The other night the Native Companion & I stopped into a wine bar in her neighborhood called Les Pages du Vin, planning to have a quiet glass of white wine while we decided what to do for dinner. I'd popped into this cave à manger a little over a year ago, shortly after they opened and shortly after I arrived in Paris. I remembered how nice the proprietors were. I also remembered being nevertheless kind of unimpressed with their selection of wine, which struck me, at the time, as being a little cold. This is a difficult concept to express. The other night while NC checked her watch I spent fifteen minutes glumly perusing bottles expressly designed to look like classic wine bottles -
- and trying to think of the French term for "slickness."
When the owner arrived to help me with my selection, I wanted to ask him, "Do you have anything a little less obvious?" When I enter a cave I want to see more than just the bold-names of the French wine world - Bordeaux, Burgundy, Rhone, Champagne, etc. I want some weird little oddities made of loser Loire grapes like Cot and Pineau d'Aunis, I want Vin de Tables with puns for names and étiquettes hand drawn by the vigneron's niece, I want to see horizontal bottles with whole sandbars of sediment lining the body and neck. A little unprofessionalism, please! Saving the schpiel for this blog, I lumped for a kind of uninspired-looking 2008 Petit Chablis from Domaine du Chardonnay:
Image swiped from www.domaine-du-chardonnay.fr. |
(I know. Honestly if I were stocking a cave this wine would be out of the running on the grounds of the name alone. I don't care if the grape Chardonnay derived its name from a village called Chardonnay that in turn derived its name from Chard, the vegetable. To sell a Chablis, a Chardonnay, made by the Domaine of Chardonnay, is foreheadslappingly facile. I would feel like a chapter in Wine For Dummies. Further research revealed that Domaine du Chardonnay is not located in Chardonnay, it's two hours away and was founded in 1987. So they have no excuse for such a pandering, export-market-driven domaine name.)

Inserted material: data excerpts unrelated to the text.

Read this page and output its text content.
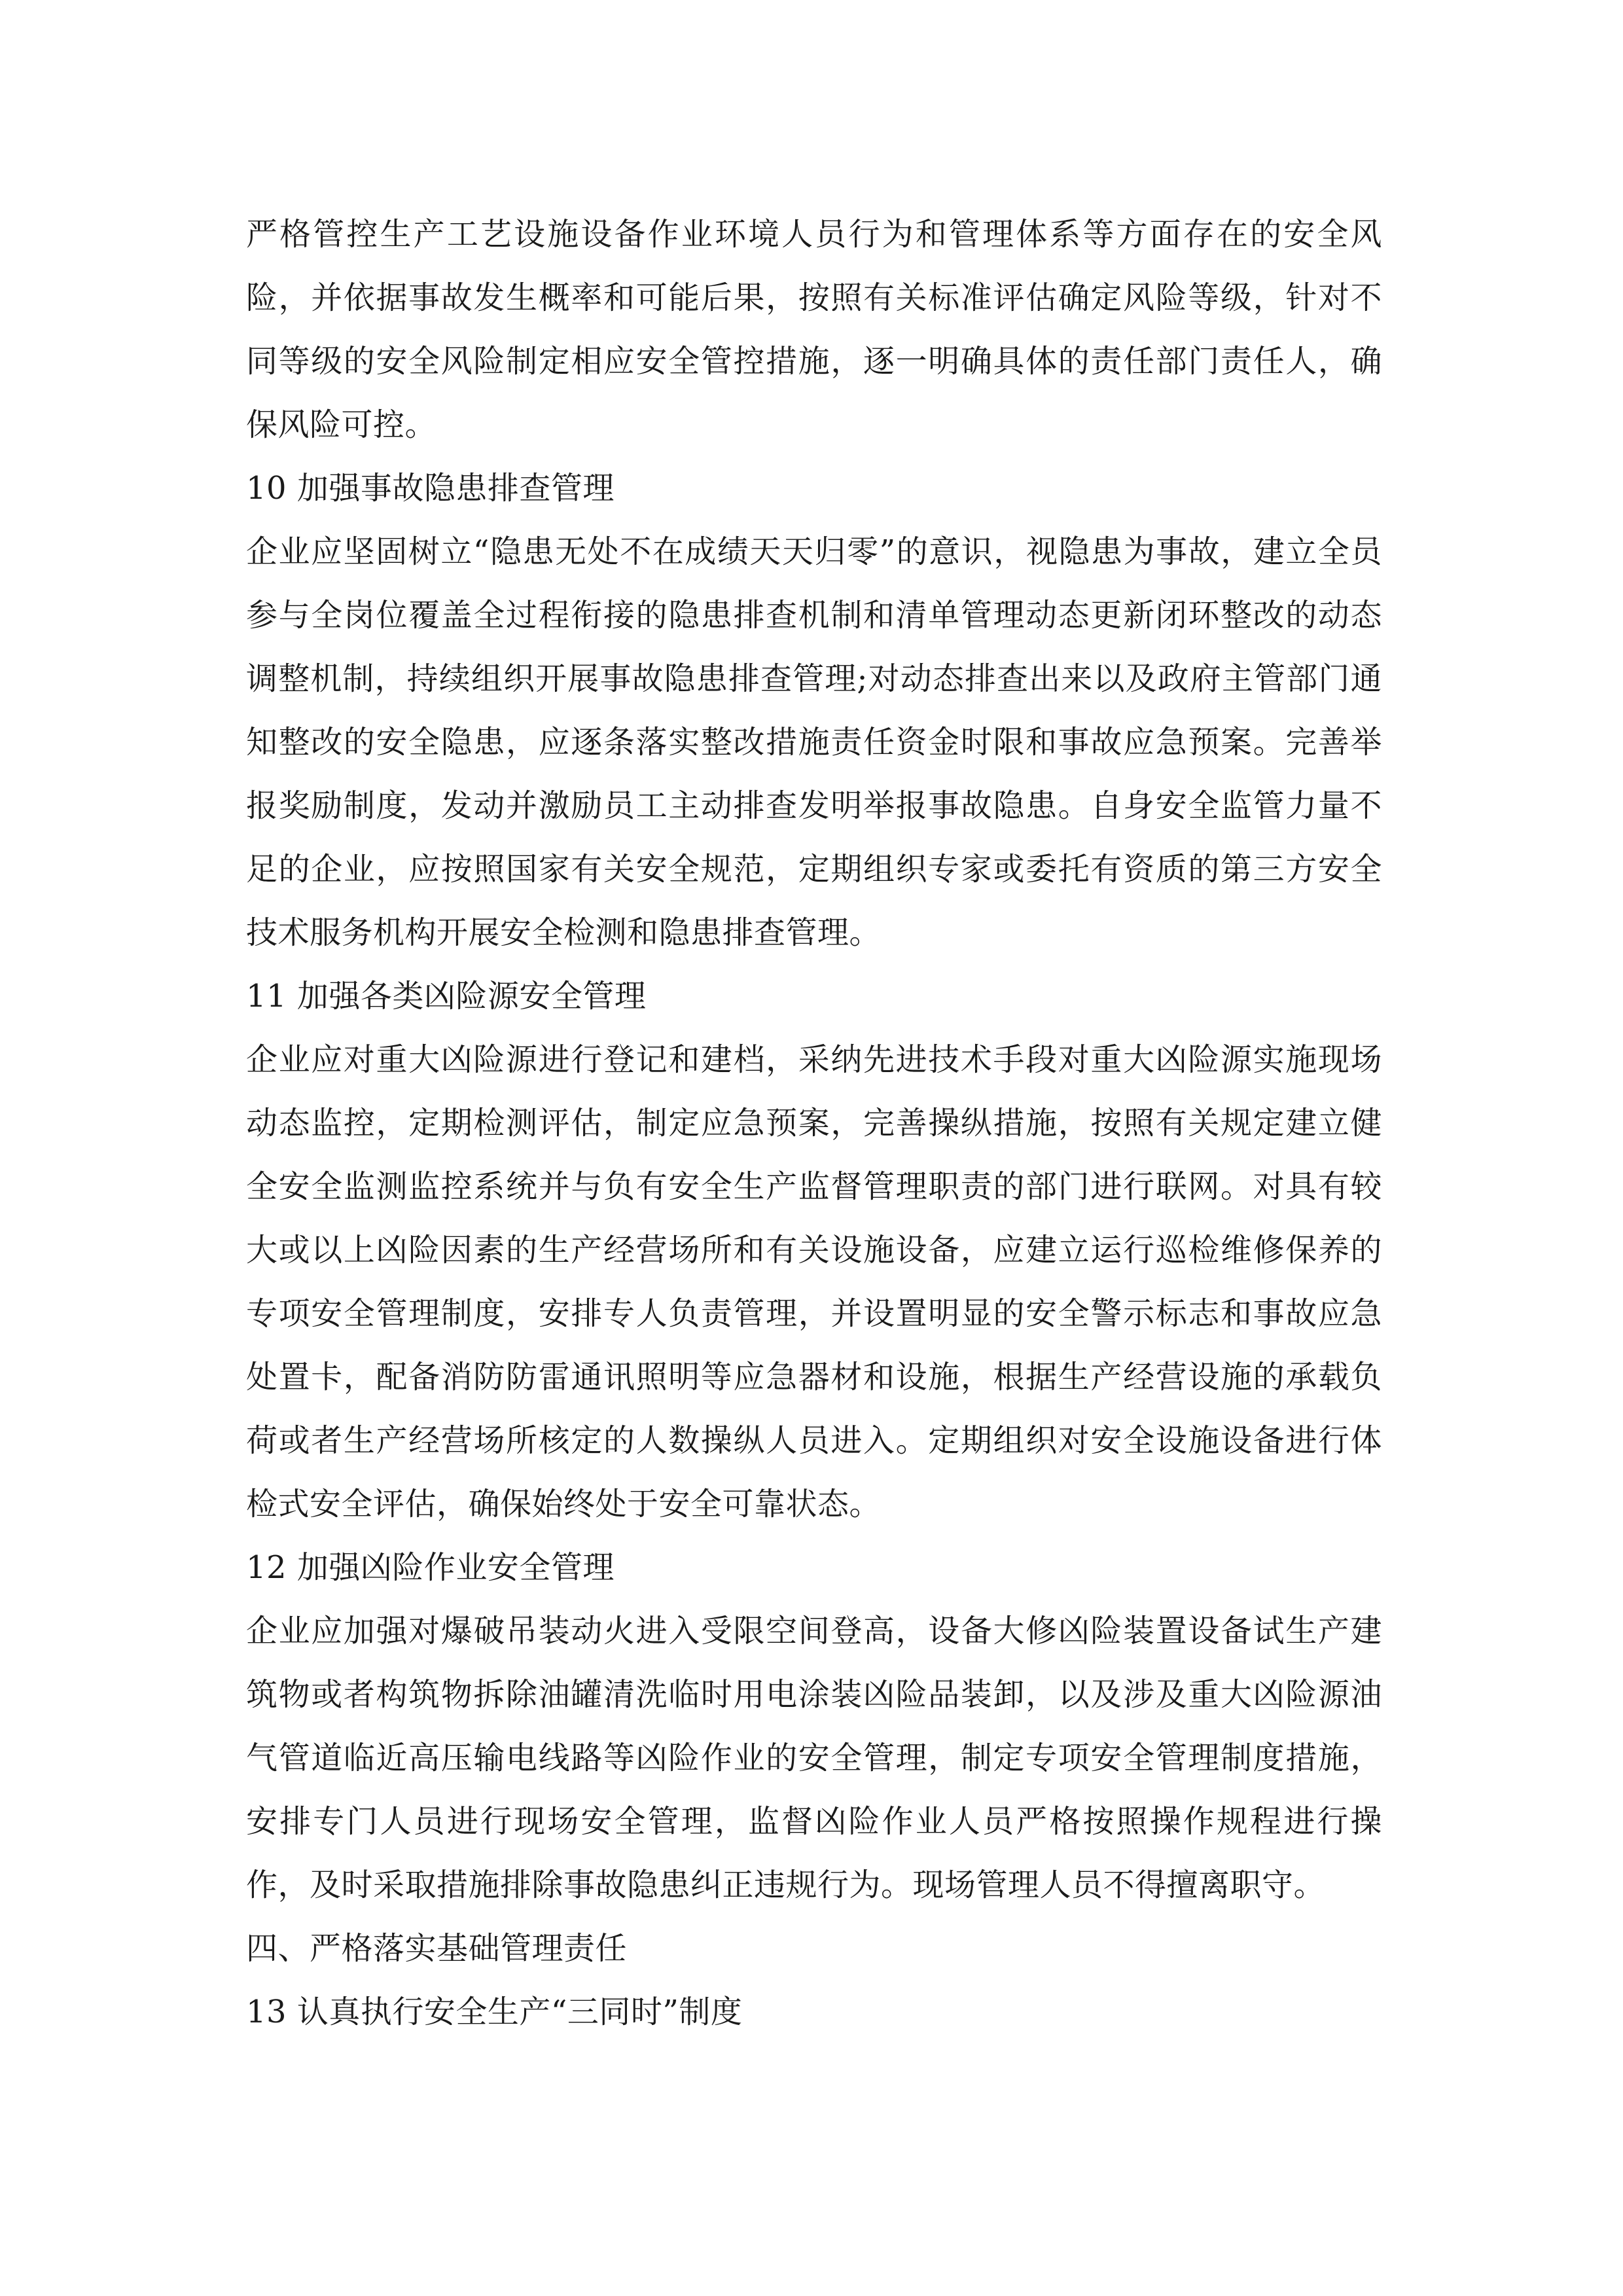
严格管控生产工艺设施设备作业环境人员行为和管理体系等方面存在的安全风险，并依据事故发生概率和可能后果，按照有关标准评估确定风险等级，针对不同等级的安全风险制定相应安全管控措施，逐一明确具体的责任部门责任人，确保风险可控。

10 加强事故隐患排查管理

企业应坚固树立“隐患无处不在成绩天天归零”的意识，视隐患为事故，建立全员参与全岗位覆盖全过程衔接的隐患排查机制和清单管理动态更新闭环整改的动态调整机制，持续组织开展事故隐患排查管理;对动态排查出来以及政府主管部门通知整改的安全隐患，应逐条落实整改措施责任资金时限和事故应急预案。完善举报奖励制度，发动并激励员工主动排查发明举报事故隐患。自身安全监管力量不足的企业，应按照国家有关安全规范，定期组织专家或委托有资质的第三方安全技术服务机构开展安全检测和隐患排查管理。

11 加强各类凶险源安全管理

企业应对重大凶险源进行登记和建档，采纳先进技术手段对重大凶险源实施现场动态监控，定期检测评估，制定应急预案，完善操纵措施，按照有关规定建立健全安全监测监控系统并与负有安全生产监督管理职责的部门进行联网。对具有较大或以上凶险因素的生产经营场所和有关设施设备，应建立运行巡检维修保养的专项安全管理制度，安排专人负责管理，并设置明显的安全警示标志和事故应急处置卡，配备消防防雷通讯照明等应急器材和设施，根据生产经营设施的承载负荷或者生产经营场所核定的人数操纵人员进入。定期组织对安全设施设备进行体检式安全评估，确保始终处于安全可靠状态。

12 加强凶险作业安全管理

企业应加强对爆破吊装动火进入受限空间登高，设备大修凶险装置设备试生产建筑物或者构筑物拆除油罐清洗临时用电涂装凶险品装卸，以及涉及重大凶险源油气管道临近高压输电线路等凶险作业的安全管理，制定专项安全管理制度措施，安排专门人员进行现场安全管理，监督凶险作业人员严格按照操作规程进行操作，及时采取措施排除事故隐患纠正违规行为。现场管理人员不得擅离职守。

四、严格落实基础管理责任

13 认真执行安全生产“三同时”制度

We sat down in their little salle in the back of the cave. I should say that I like the collection of wine trivia games (they have board games for this kind of thing here, it's fantastic) and that under normal circumstances I could envision the rear salle as a nice place to hang out. However last night there was a rowdy table of charcuterie-scarfers right next to us and the acoustics were a little bit Glastonbury. We had a glass each of Petit Chablis for Dummies and left.
And the wine, what about the wine? I have to confess it didn't even begin to show any character until several hours later when I drank it warm with some Vietnamese take-out watching Twin Peaks. By then it was fine. Overpriced at 13,5eu, however: just a plain Petit Chablis, sturdy but unambitious. At a stretch I could detect some fennel notes, but a faint ammoniacal* finish was much more prominent.
*Yes, I know the term is more associated with Sauvignons. But Chablis, even Petit Chablis, springs from roughly the same soil types (Kimmeridgian limestone and Portlandian limestone). But then, I'd suspect you could also get that flavor from sloppy winemaking.
44, rue Boulangers
75005 PARIS
Tel: 01 55 42 96 63
Metro: Cardinal Lemoine
Map
Map
Closed Mondays.
Really not a bad place. The meats looked great. We just have very different ideas about wine.